We thank the Knights Templar Eye Foundation for supporting this clinically significant work in its early stages. In the photo, Bud Ramsey, Past Grand Commander, tours SRF's labs and presents the check to Drs Martin & Scott.
||Reanimating Paralyzed Eye Muscles
Blepharospasm sufferers may be functionally blind despite having normal eyes, because of spasms in surrounding facial muscles and inability raise their eyelids. The cause is unknown, and may be present from birth or develop later. Botox injection can relieve the spasms but leave patients unable to open their eyes or keep them open. Functional electrical stimulation (FES) of the muscle that raises the eyelid (the levator palpebrae superioris or LPS), could provide these patients with useful vision. Surgical lid elevation is the current treatment, but static repositioning makes normal eye blinking and lid closure problematic. Programmable, coordinated, binocular elevation by FES would be far superior, both functionally and cosmetically.
Similarly, patients suffering from paretic strabismus (misaligned eyes or gaze limitations caused by weak or paralyzed muscles) could be rehabilitated with FES of the extraocular muscles (EOMs). The signal for controlling stimulation of a paretic EOM could be derived from the intact innervation of its antagonist (the opposing muscle in the same eye), with which it normally has a reciprocal relationship. Implantable pulse generators (IPGs), already approved for other applications, are suitable to connect directly to electrodes we have developed for implantation on EOM and LPS.

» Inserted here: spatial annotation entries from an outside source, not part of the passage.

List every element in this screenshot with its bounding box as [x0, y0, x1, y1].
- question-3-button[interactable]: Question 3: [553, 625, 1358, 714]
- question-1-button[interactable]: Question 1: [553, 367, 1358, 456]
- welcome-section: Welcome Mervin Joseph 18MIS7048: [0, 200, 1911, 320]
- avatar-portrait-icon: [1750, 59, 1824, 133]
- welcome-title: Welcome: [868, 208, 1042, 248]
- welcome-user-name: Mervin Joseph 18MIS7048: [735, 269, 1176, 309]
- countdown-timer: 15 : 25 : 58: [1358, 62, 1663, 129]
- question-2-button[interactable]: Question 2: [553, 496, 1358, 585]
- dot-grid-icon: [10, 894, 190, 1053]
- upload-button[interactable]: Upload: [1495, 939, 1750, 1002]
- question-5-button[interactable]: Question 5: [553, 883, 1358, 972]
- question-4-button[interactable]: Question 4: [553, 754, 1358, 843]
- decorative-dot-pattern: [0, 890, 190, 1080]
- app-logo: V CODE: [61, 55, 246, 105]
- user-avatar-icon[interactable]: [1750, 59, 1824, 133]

Our aim is to reduce FES of eye muscles to clinical practice. The focus of our work is development of electrodes that are both safe and effective, tested in animals with realistic stimulation regimens. As we develop stimulation parameters, we will refine simultaneity of binocular stimulation and coordination of reciprocal stimulation, and will evaluate tissue tolerance and electrode durability. With these results in hand, we will be in a position to design clinical trials. We’ve already produced useful lid elevation in rabbits as long as a year following implantation, with no evidence of tissue damage. We’ve designed a new electrode for improved reliability, and will also test capacitive electrodes, which may provide even gentler stimulation.
In Jan 2013 we relocated our labs to San Francisco's landmark Medical Arts Building. These new facilities are configured for micro-device development and fabrication, histological and MRI image analysis, and project management.
Our clinical studies are now conducted in collaboration with Eidactics, at California Pacific Medical Center under supervision of their IRB, and our physiological studies are conducted with Eidactics at Bay Area CROs under supervision of their IACUCs.